Jake oczywiście zaprosił znajomych i zrobili sobie imprezę!
Chłopakowi podobała się jego koleżanka, Karyn (jednocześnie jest ona opiekunką do dzieci).
Jako że zbliżała się studniówka, postanowił zapytać jej, czy pójdą razem. Zgodziła się.
Tyle śniegu naje...napadało
Trzeba było zakończyć imprezę, bo sąsiedzi się skarżyli... Jake został znów sam i poszedł zbudować sobie igloo.
Następnego dnia zaprosił do siebie tylko Karyn. Widać, że się bardzo lubią^^
Ulepili sobie bałwana przed domem.
A później wrócili do domu ogrzać się i zjeść sałatkę zrobioną przez Jake'a. Btw. "kulturalna" ta Karyn, wpieprza aż jej wszystko leci z buzi xD (dodatkowo, kiedy przychodzi pilnować mi dzieci, często beka...)
"Mówiłem, nie jedz tak szybko, bo się zakrztusisz. I miałem rację! To nie zupa, żeby Ci wystygła..."
W końcu rodzinka wróciła do domu. Szczęśliwi i wypoczęci. A Dominique zamiast się opalić... zjaśniał

(haha, tak, to moja sprawka)
Rodzice chyba zatęsknili za igraszkami w swoim własnym łóżku.
(zmieniłam im kolorystykę w sypialni, wcześniej była cała zielona)
Kilka dni później Jake razem z Karyn poszli na studniówkę. Bawili się świetnie, otrzymali tytuły króla i królowej balu oraz... zostali parą^^
Ethanowi niegroźny mróz
Mając chwilę czasu przed szkołą i pracą, Jake opowiedział starszemu bratu najlepsze wydarzenia ze studniówki. Jak widać, Ethana bardzo to rozbawiło xD
Taki wpatrzony w brata.
Nie wiem, czy wspominałam, ale ich tata, Dominique jest strażakiem i właśnie gasi pożar u założycieli rodziny (Annabelle i Jacoba). Cała akcja trwała chyba z 8h simowych godzin, ale wszystko skończyło się dobrze.
Czas na nasze kochane bliźniaczki
Rodzice właśnie wrócili z pracy. Peter jakiś taki rozmarzony...^^
Stacy wita się z Laurą
Diana jak widać już śpi, Stacy kładzie Laurę, a opiekuna można posłać do domu.

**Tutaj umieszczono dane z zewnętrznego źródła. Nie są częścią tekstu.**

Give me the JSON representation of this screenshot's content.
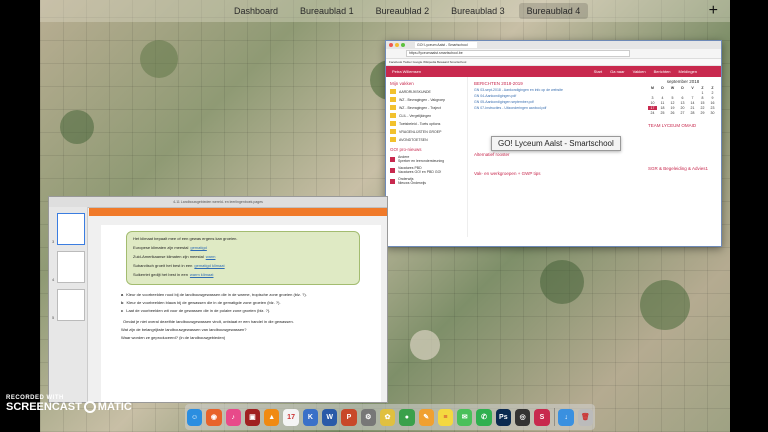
{
  "spaces": {
    "tabs": [
      "Dashboard",
      "Bureaublad 1",
      "Bureaublad 2",
      "Bureaublad 3",
      "Bureaublad 4"
    ],
    "active_index": 4,
    "add_label": "+"
  },
  "browser": {
    "tab_title": "GO! Lyceum Aalst - Smartschool",
    "url": "https://lyceumaalst.smartschool.be",
    "bookmarks": "Facebook  Twitter  Google  Wikipedia  Bewaard  Smartschool",
    "nav_user": "Petra Willemsen",
    "nav_links": [
      "Start",
      "Ga naar",
      "Vakken",
      "Berichten",
      "Meldingen"
    ],
    "left_title": "Mijn vakken",
    "tasks": [
      "AARDRIJKSKUNDE",
      "WZ - Bevragingen - Vakgroep",
      "WZ - Bevragingen - Traject",
      "CLIL - Vergelijkingen",
      "Toetsbeleid - Toets options",
      "VRAGENLIJSTEN GROEP",
      "AVONDTOETSEN"
    ],
    "groups_title": "GO! pro-nieuws",
    "groups": [
      {
        "name": "Andere",
        "sub": "Spreker en leerondersteuning"
      },
      {
        "name": "Vacatures PBD",
        "sub": "Vacatures GO! en PBD GO!"
      },
      {
        "name": "Onderwijs",
        "sub": "Nieuws Onderwijs"
      }
    ],
    "mid_title": "BERICHTEN 2018-2019",
    "mid_lines": [
      "GN 03-sept-2018 - Aankondigingen en info op de website",
      "GN 04-Aankondigingen.pdf",
      "GN 05-Aankondigingen september.pdf",
      "GN 07-Instructies - Uitzonderingen aanbod.pdf"
    ],
    "tooltip": "GO! Lyceum Aalst - Smartschool",
    "mid_section2": "Alternatief rooster",
    "mid_section3": "Vak- en werkgroepen + GWP tips",
    "calendar": {
      "title": "september 2018",
      "days": [
        "M",
        "D",
        "W",
        "D",
        "V",
        "Z",
        "Z"
      ],
      "dates": [
        "",
        "",
        "",
        "",
        "",
        "1",
        "2",
        "3",
        "4",
        "5",
        "6",
        "7",
        "8",
        "9",
        "10",
        "11",
        "12",
        "13",
        "14",
        "15",
        "16",
        "17",
        "18",
        "19",
        "20",
        "21",
        "22",
        "23",
        "24",
        "25",
        "26",
        "27",
        "28",
        "29",
        "30"
      ],
      "today": "17"
    },
    "right_note": "TEAM LYCEUM OMAID",
    "right_note2": "SGR & Begeleiding & Advies1"
  },
  "document": {
    "title": "4-11 Landbouwgebieden wereld- en leerlingenboek.pages",
    "green_lines": [
      {
        "text": "Het klimaat bepaalt mee of een gewas ergens kan groeien.",
        "fill": ""
      },
      {
        "text": "Europese klimaten zijn meestal",
        "fill": "gematigd"
      },
      {
        "text": "Zuid-Amerikaanse klimaten zijn meestal",
        "fill": "warm"
      },
      {
        "text": "Subarctisch groeit het best in een",
        "fill": "gematigd klimaat"
      },
      {
        "text": "Suikerriet gedijt het best in een",
        "fill": "warm klimaat"
      }
    ],
    "questions": [
      {
        "letter": "a",
        "text": "Kleur de voorbeelden rood bij de landbouwgewassen die in de warme, tropische zone groeien (blz. ?)."
      },
      {
        "letter": "b",
        "text": "Kleur de voorbeelden blauw bij de gewassen die in de gematigde zone groeien (blz. ?)."
      },
      {
        "letter": "c",
        "text": "Laat de voorbeelden wit voor de gewassen die in de polaire zone groeien (blz. ?)."
      }
    ],
    "intro": "Omdat je niet overal dezelfde landbouwgewassen vindt, ontstaat er een handel in die gewassen.",
    "question_d": "Wat zijn de belangrijkste landbouwgewassen van landbouwgewassen?",
    "question_e": "Waar worden ze geproduceerd? (in de landbouwgebieden)",
    "thumb_numbers": [
      "3",
      "4",
      "5"
    ]
  },
  "dock": {
    "apps": [
      {
        "name": "finder-icon",
        "color": "#2b8ee0",
        "glyph": "☺"
      },
      {
        "name": "firefox-icon",
        "color": "#e8632a",
        "glyph": "◉"
      },
      {
        "name": "itunes-icon",
        "color": "#e84a8a",
        "glyph": "♪"
      },
      {
        "name": "photo-booth-icon",
        "color": "#a02020",
        "glyph": "▣"
      },
      {
        "name": "vlc-icon",
        "color": "#f08a12",
        "glyph": "▲"
      },
      {
        "name": "calendar-icon",
        "color": "#f4f4f4",
        "glyph": "17"
      },
      {
        "name": "keynote-icon",
        "color": "#3a70c8",
        "glyph": "K"
      },
      {
        "name": "word-icon",
        "color": "#2a5aa8",
        "glyph": "W"
      },
      {
        "name": "powerpoint-icon",
        "color": "#c8482a",
        "glyph": "P"
      },
      {
        "name": "system-prefs-icon",
        "color": "#777",
        "glyph": "⚙"
      },
      {
        "name": "photos-icon",
        "color": "#e0c040",
        "glyph": "✿"
      },
      {
        "name": "chrome-icon",
        "color": "#3aa04a",
        "glyph": "●"
      },
      {
        "name": "pages-icon",
        "color": "#f0a030",
        "glyph": "✎"
      },
      {
        "name": "notes-icon",
        "color": "#f4d840",
        "glyph": "≡"
      },
      {
        "name": "messages-icon",
        "color": "#4ac05a",
        "glyph": "✉"
      },
      {
        "name": "whatsapp-icon",
        "color": "#30b050",
        "glyph": "✆"
      },
      {
        "name": "photoshop-icon",
        "color": "#0a2a50",
        "glyph": "Ps"
      },
      {
        "name": "camera-icon",
        "color": "#333",
        "glyph": "◎"
      },
      {
        "name": "smartschool-icon",
        "color": "#c8294e",
        "glyph": "S"
      },
      {
        "name": "downloads-icon",
        "color": "#3a90e0",
        "glyph": "↓"
      },
      {
        "name": "trash-icon",
        "color": "#bbb",
        "glyph": "🗑"
      }
    ]
  },
  "watermark": {
    "recorded_with": "RECORDED WITH",
    "brand_left": "SCREENCAST",
    "brand_right": "MATIC"
  }
}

Laura chyba nie jest zbyt zmęczona, bo zamiast spać, buja się w łóżeczku
A Diana śpi jak kamień, nawet nie słysząc, że tyle osób jest w pokoju.
Ale za to następnego dnia obudziła się jako pierwsza.
Mamusia łaskocze^^
Po śniadanku trzeba trochę pouczyć się chodzenia.

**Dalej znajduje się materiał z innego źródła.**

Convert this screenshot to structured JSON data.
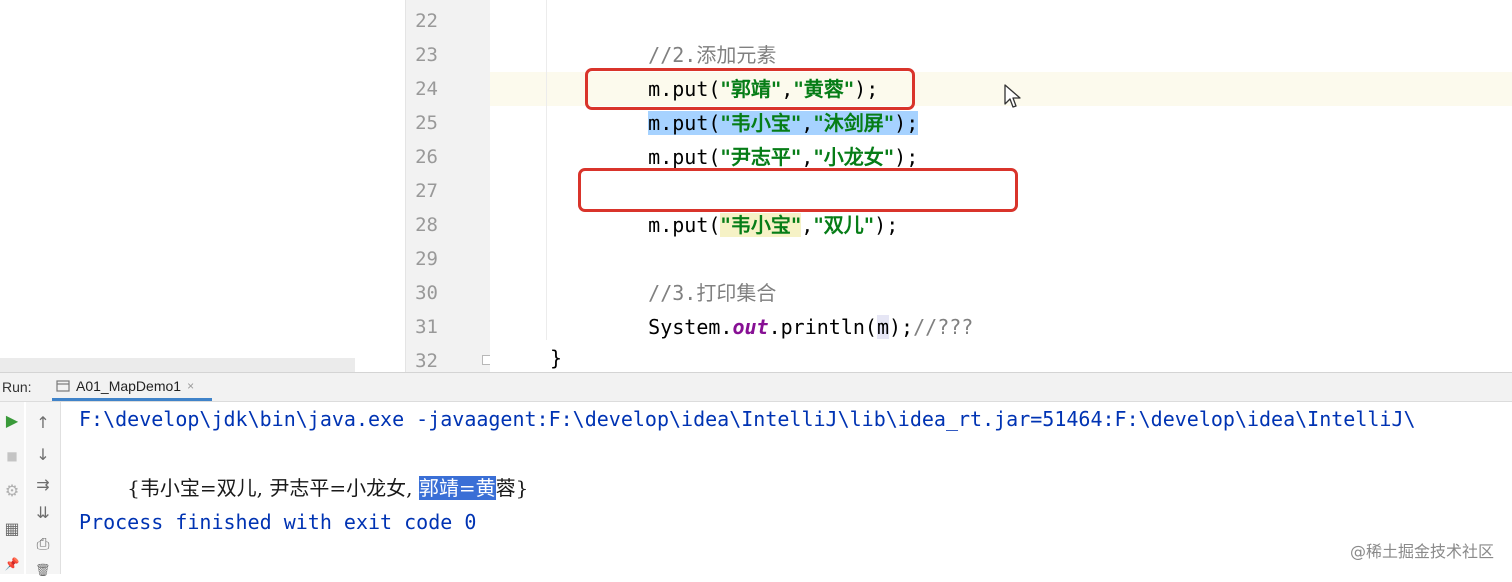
{
  "editor": {
    "line_numbers": [
      "22",
      "23",
      "24",
      "25",
      "26",
      "27",
      "28",
      "29",
      "30",
      "31",
      "32"
    ],
    "lines": {
      "l22": {
        "comment_prefix": "//2.",
        "comment_text": "添加元素"
      },
      "l23": {
        "prefix": "m.put(",
        "str1": "\"郭靖\"",
        "comma": ",",
        "str2": "\"黄蓉\"",
        "suffix": ");"
      },
      "l24": {
        "prefix": "m.put(",
        "str1": "\"韦小宝\"",
        "comma": ",",
        "str2": "\"沐剑屏\"",
        "suffix": ");"
      },
      "l25": {
        "prefix": "m.put(",
        "str1": "\"尹志平\"",
        "comma": ",",
        "str2": "\"小龙女\"",
        "suffix": ");"
      },
      "l27": {
        "prefix": "m.put(",
        "str1": "\"韦小宝\"",
        "comma": ",",
        "str2": "\"双儿\"",
        "suffix": ");"
      },
      "l29": {
        "comment_prefix": "//3.",
        "comment_text": "打印集合"
      },
      "l30": {
        "part1": "System.",
        "field": "out",
        "part2": ".println(",
        "arg": "m",
        "part3": ");",
        "comment": "//???"
      },
      "l32": {
        "brace": "}"
      }
    }
  },
  "run_panel": {
    "label": "Run:",
    "tab_title": "A01_MapDemo1",
    "tab_close": "×",
    "command_line": "F:\\develop\\jdk\\bin\\java.exe -javaagent:F:\\develop\\idea\\IntelliJ\\lib\\idea_rt.jar=51464:F:\\develop\\idea\\IntelliJ\\",
    "output": {
      "before": "{韦小宝=双儿, 尹志平=小龙女, ",
      "selected": "郭靖=黄",
      "after": "蓉}"
    },
    "exit_message": "Process finished with exit code 0"
  },
  "toolbar_icons": {
    "rerun": "▶",
    "stop": "■",
    "settings": "⚙",
    "layout": "▦",
    "pin": "📌",
    "up": "↑",
    "down": "↓",
    "wrap": "⇉",
    "scroll_end": "⇊",
    "print": "⎙",
    "trash": "🗑"
  },
  "watermark": "@稀土掘金技术社区",
  "colors": {
    "highlight_box": "#d9342b",
    "selection": "#a6d2ff",
    "string": "#067d17",
    "console_text": "#0033b3"
  }
}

Dobrze jej idzie, stoi sama
Później, Laura także się obudziła i tatuś po nią poszedł.
Laurę też oczywiście trzeba uczyć równo z Dianą^^ Wygląda na to, że też jej dobrze idzie...
...nie, jednak wolała przywitać się z podłogą
Zatroskany Peter
Tatuś, łap!
Diana jako pierwsza opanowała chodzenie, więc w nagrodę mogła pobawić się w pudle z zabawkami.

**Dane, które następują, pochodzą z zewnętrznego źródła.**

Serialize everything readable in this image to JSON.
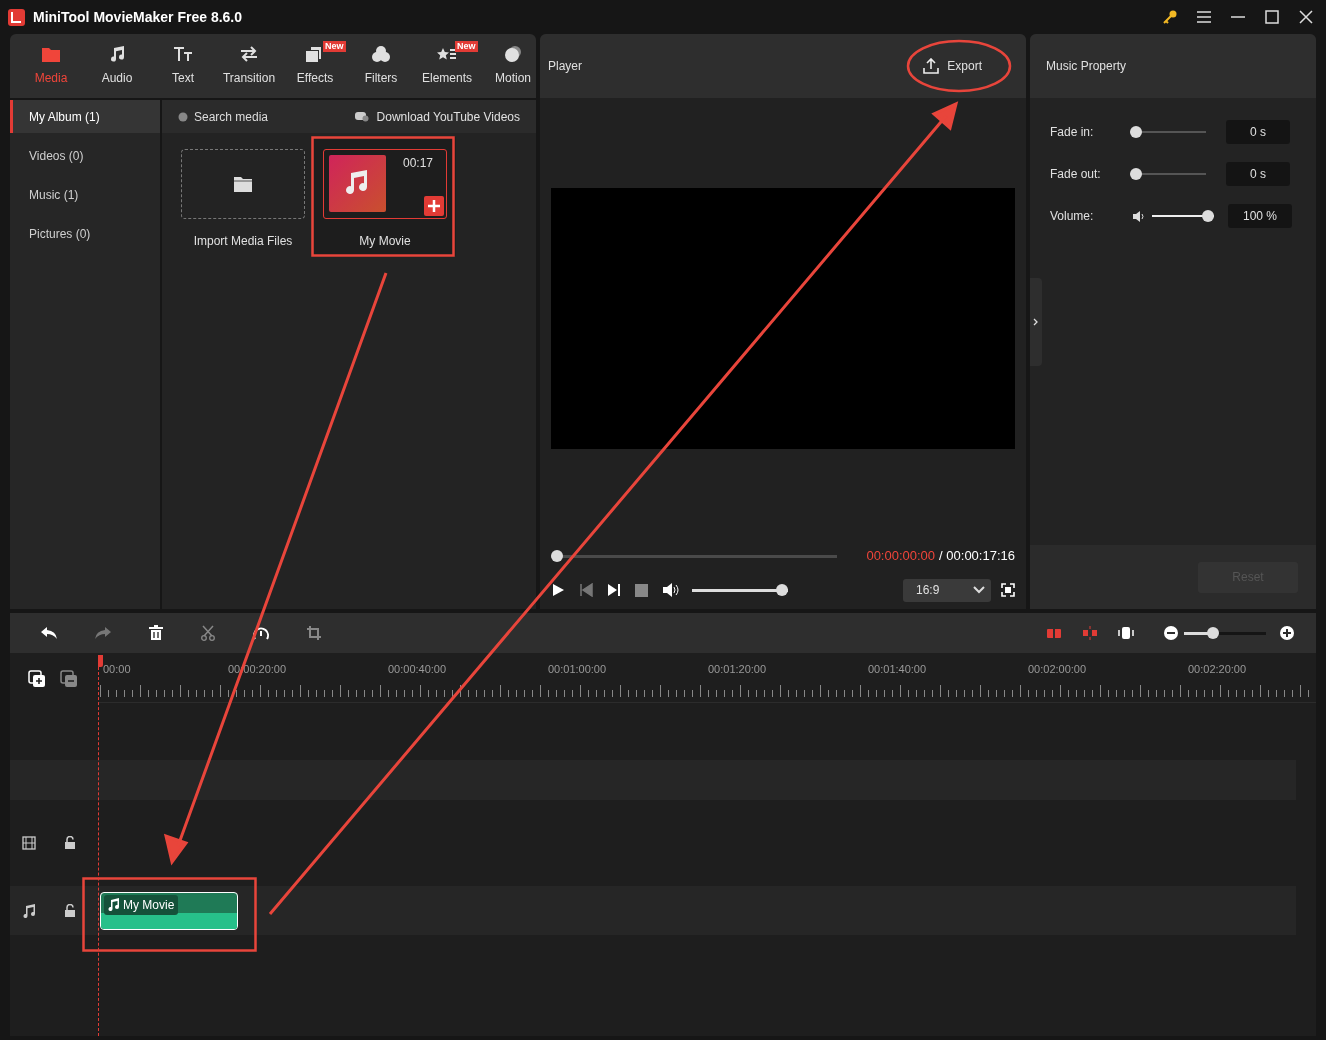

Z pudła zagląda na siostrę jak ta się jeszcze uczy ^^
Po udanej nauce chodzenia mały smuteczek, bo Laura zgłodniała.
Dostała butlę, a Diana to zauważyła i poszła się czaić xd
Po chwili dostała też swoją.
Siostrzane czułości
Diana taki przytulasek, a Laura chyba ma już dość
Urządzają sobie jakieś śmieszne zabawy ^^
Potem usiadły do domku dla lalek i dalej bawiły się razem.
Laura znowu głodna xd?
Czas na kibelek ^^
Nadeszła pełnia i znów wyszły zombiaki...
Kolejny dzień bliźniaczek

Tatuś sadza w krzesełkach na śniadanie.
Peter w samych gaciach przed dziećmi stoi... xD
"Tata, ubieś się!"
"Fuuu, nie mogię patsieć!"
Dostały jedzonko (Laura już zjadła), a Peter poszedł się ubrać.
Stacy też zeszła do kuchni i zjedli sobie razem śniadanie.
Pora na naukę nowych słówek
Peter cierpliwie tłumaczy, ale Laura chyba nie jarzy...
Diana też jakby patrzy z miną mówiącą "co ta mama ode mnie chce?"
Jakiś czas później odbyła się wigilia

(niestety bez prezentów, bo inteligenta gra stwierdziła, że nie mam na nie miejsca... gdy to jeden z największych domów moich simów...)
Jedzenie czekało już na stole, goście powoli się zbierali.
Ubrane w sukieneczki bliźniaczki kombinowały coś w salonie ^^
Jake ma z czegoś niezły ubaw xD
Vincent z podziwem patrzy na... swoje paznokcie
Ej, czemu Jake... jest za drzwiami?
Ej, weźcie go...
Urządza sobie tańce w śniegu...
Emily obczaja swojego kuzyna Bena, którego chyba widzi pierwszy raz.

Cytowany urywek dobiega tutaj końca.